PPL: Day 10 – Objects & Data Structures Part 2

This is part of the Peer Pressure Learning 30 series. You can read all about it.

Yesterday’s late morning led to a last-minute blog post. Thankfully, I read the text earlier in the day as it really warranted some consideration. Thankfully today, I’m back to the early groove.

Today’s reading: pg 99 – pg 102

The chapter’s concepts begin to take shape with the balance of the chapter read. While it’s really tough to see how it fits in with the rather opinionated Rails framework. I’d be rather interested in talking through concepts in this chapter as they relate to MVC.

The crux of the matter is the distinction between data structures (dumb classes that hold data) and objects (super-smart classes that operate on data structures). I quoted from the text yesterday, but really should have used this rewording of the Law of Demeter (a “well known heuristic”):

a module should not know about the inards of the objects in manipulates

That talks about objects, not data structures. The idea is that objects know very little about other objects in the system. They are allowed to chain through and know a ton about data structures, even if they’re chained several layers deep.

Ruby on Rails

So, what about Ruby on Rails? Clearly, the whole discussion is moot when you’re looking at a site/system with less than 5,000 lines of real code. It’s probably not large enough to worry about splitting into separate objects and data structures. Rails’ models hide enough functionality that a model can stay reasonably sized and satisfy the needs of a hybrid object / data structure. It’s a concern of balance, really. While a purist may demand that the smallest app utilize all the associated patterns and follow OOP to the T, I’m not in that camp. I’ve done enough consulting to realize that you have to balance cost (time) with the benefits (rather low in small projects).
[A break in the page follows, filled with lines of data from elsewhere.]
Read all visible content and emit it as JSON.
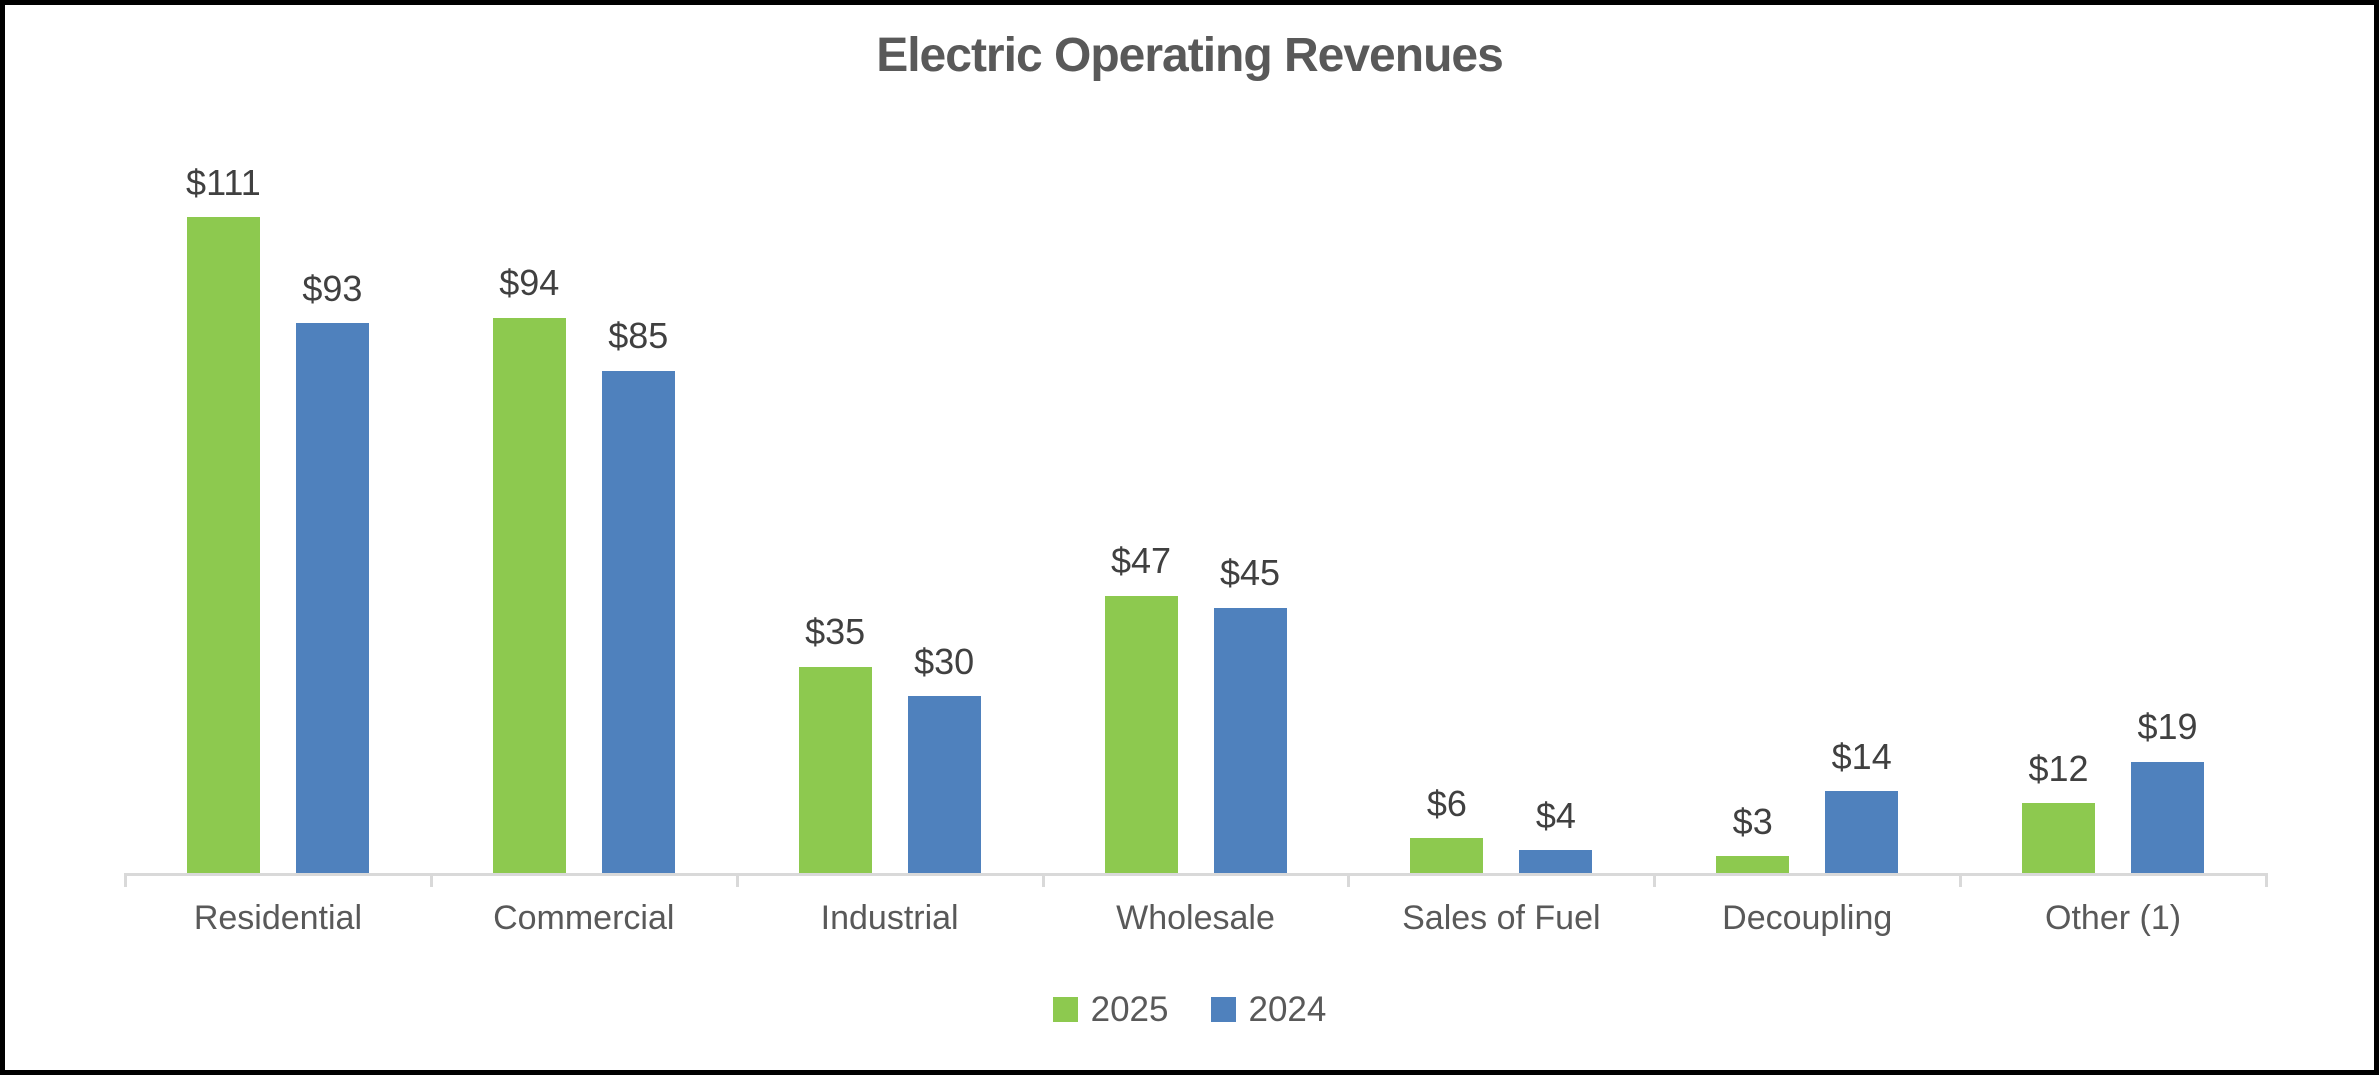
{
  "title": "Electric Operating Revenues",
  "chart_data": {
    "type": "bar",
    "title": "Electric Operating Revenues",
    "categories": [
      "Residential",
      "Commercial",
      "Industrial",
      "Wholesale",
      "Sales of Fuel",
      "Decoupling",
      "Other (1)"
    ],
    "series": [
      {
        "name": "2025",
        "color": "#8DC94F",
        "values": [
          111,
          94,
          35,
          47,
          6,
          3,
          12
        ],
        "labels": [
          "$111",
          "$94",
          "$35",
          "$47",
          "$6",
          "$3",
          "$12"
        ]
      },
      {
        "name": "2024",
        "color": "#4F81BD",
        "values": [
          93,
          85,
          30,
          45,
          4,
          14,
          19
        ],
        "labels": [
          "$93",
          "$85",
          "$30",
          "$45",
          "$4",
          "$14",
          "$19"
        ]
      }
    ],
    "xlabel": "",
    "ylabel": "",
    "ylim": [
      0,
      147
    ],
    "grid": false,
    "y_axis_visible": false,
    "data_labels_visible": true,
    "legend_position": "bottom"
  },
  "colors": {
    "title_text": "#595959",
    "data_label_text": "#404040",
    "category_text": "#595959",
    "axis_line": "#D9D9D9",
    "background": "#FFFFFF",
    "frame_border": "#000000",
    "series_2025": "#8DC94F",
    "series_2024": "#4F81BD"
  }
}
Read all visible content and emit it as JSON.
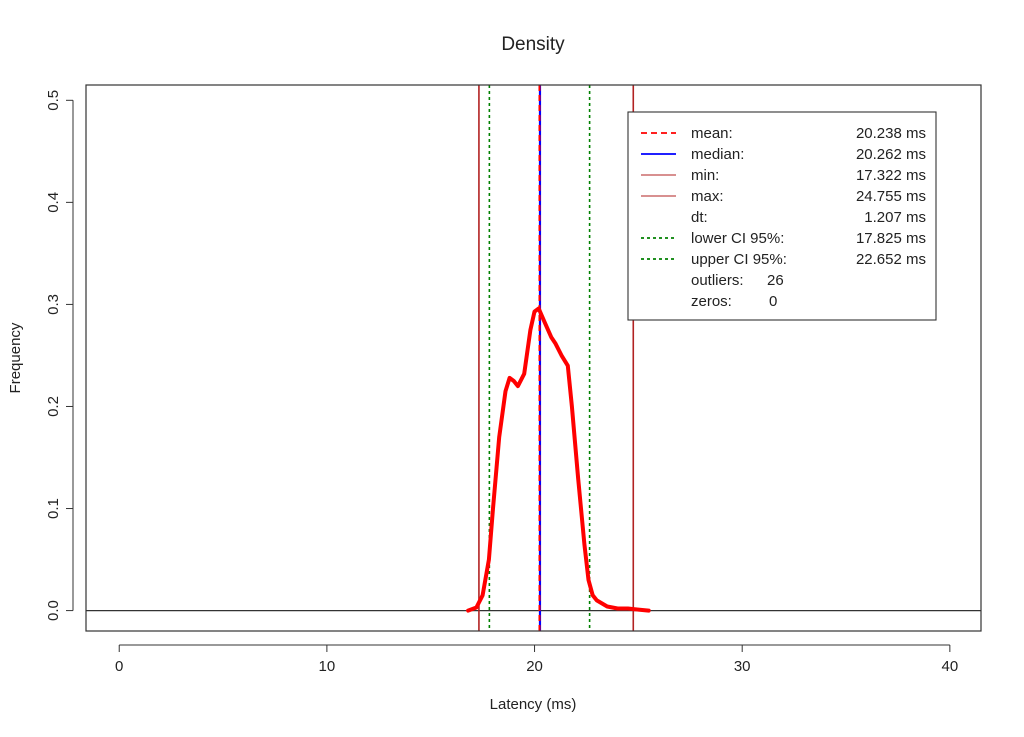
{
  "chart_data": {
    "type": "line",
    "title": "Density",
    "xlabel": "Latency (ms)",
    "ylabel": "Frequency",
    "xlim": [
      -1.6,
      41.5
    ],
    "ylim": [
      -0.02,
      0.515
    ],
    "x_ticks": [
      0,
      10,
      20,
      30,
      40
    ],
    "y_ticks": [
      0.0,
      0.1,
      0.2,
      0.3,
      0.4,
      0.5
    ],
    "x_tick_labels": [
      "0",
      "10",
      "20",
      "30",
      "40"
    ],
    "y_tick_labels": [
      "0.0",
      "0.1",
      "0.2",
      "0.3",
      "0.4",
      "0.5"
    ],
    "grid": false,
    "legend_position": "top-right",
    "baseline": 0.0,
    "series": [
      {
        "color": "#ff0000",
        "x": [
          16.8,
          17.2,
          17.5,
          17.8,
          18.0,
          18.3,
          18.6,
          18.8,
          19.0,
          19.2,
          19.5,
          19.8,
          20.0,
          20.2,
          20.5,
          20.8,
          21.0,
          21.3,
          21.6,
          21.8,
          22.1,
          22.4,
          22.6,
          22.8,
          23.0,
          23.5,
          24.0,
          24.5,
          25.0,
          25.5
        ],
        "y": [
          0.0,
          0.003,
          0.015,
          0.05,
          0.1,
          0.17,
          0.215,
          0.228,
          0.225,
          0.22,
          0.232,
          0.275,
          0.293,
          0.296,
          0.282,
          0.268,
          0.262,
          0.25,
          0.24,
          0.2,
          0.13,
          0.065,
          0.03,
          0.015,
          0.01,
          0.004,
          0.002,
          0.002,
          0.001,
          0.0
        ]
      }
    ],
    "vlines": [
      {
        "name": "min",
        "x": 17.322,
        "color": "#b22222",
        "style": "solid"
      },
      {
        "name": "lower",
        "x": 17.825,
        "color": "#008000",
        "style": "dotted"
      },
      {
        "name": "median",
        "x": 20.262,
        "color": "#0000ff",
        "style": "solid"
      },
      {
        "name": "mean",
        "x": 20.238,
        "color": "#ff0000",
        "style": "dashed"
      },
      {
        "name": "upper",
        "x": 22.652,
        "color": "#008000",
        "style": "dotted"
      },
      {
        "name": "max",
        "x": 24.755,
        "color": "#b22222",
        "style": "solid"
      }
    ],
    "legend": [
      {
        "label": "mean:",
        "value": "20.238 ms",
        "line": {
          "color": "#ff0000",
          "style": "dashed"
        }
      },
      {
        "label": "median:",
        "value": "20.262 ms",
        "line": {
          "color": "#0000ff",
          "style": "solid"
        }
      },
      {
        "label": "min:",
        "value": "17.322 ms",
        "line": {
          "color": "#b22222",
          "style": "thin"
        }
      },
      {
        "label": "max:",
        "value": "24.755 ms",
        "line": {
          "color": "#b22222",
          "style": "thin"
        }
      },
      {
        "label": "dt:",
        "value": "1.207 ms",
        "line": null
      },
      {
        "label": "lower CI 95%:",
        "value": "17.825 ms",
        "line": {
          "color": "#008000",
          "style": "dotted"
        }
      },
      {
        "label": "upper CI 95%:",
        "value": "22.652 ms",
        "line": {
          "color": "#008000",
          "style": "dotted"
        }
      },
      {
        "label": "outliers:",
        "value": "26",
        "line": null,
        "inline": true
      },
      {
        "label": "zeros:",
        "value": "0",
        "line": null,
        "inline": true
      }
    ]
  }
}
A larger app begins to make the whole discussion rather interesting. I seriously have no answers on this side of the topic. If I’m taking the text properly, one would begin to make the models increasingly small, leaving validations and associations behind (and probably some of the callbacks). You’d then move more and more logic into library objects.
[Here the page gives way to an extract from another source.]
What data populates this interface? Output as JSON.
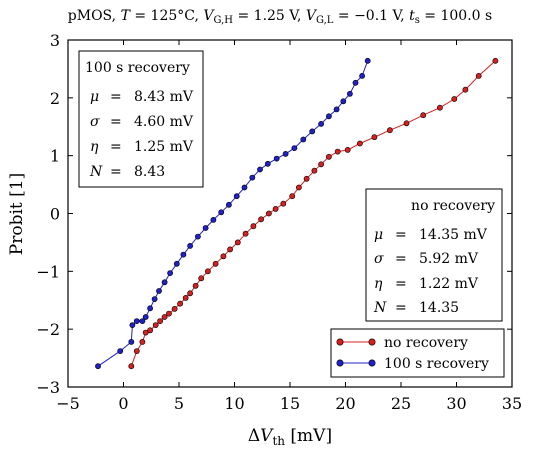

How the heck would that work? Hmm…I’m not really sure. I’ve done some work on having the model call a factory that instantiates the associated libraries, but I could also see some of that logic going into the controller. Putting it into the controller seems to be a great opportunity to duplicate code (not good). I think I like the idea of the model starting the process.

I’d love to hear from anyone with experience on really large, complex Rails projects. Talking through the concepts with someone experienced with 20-50k lines.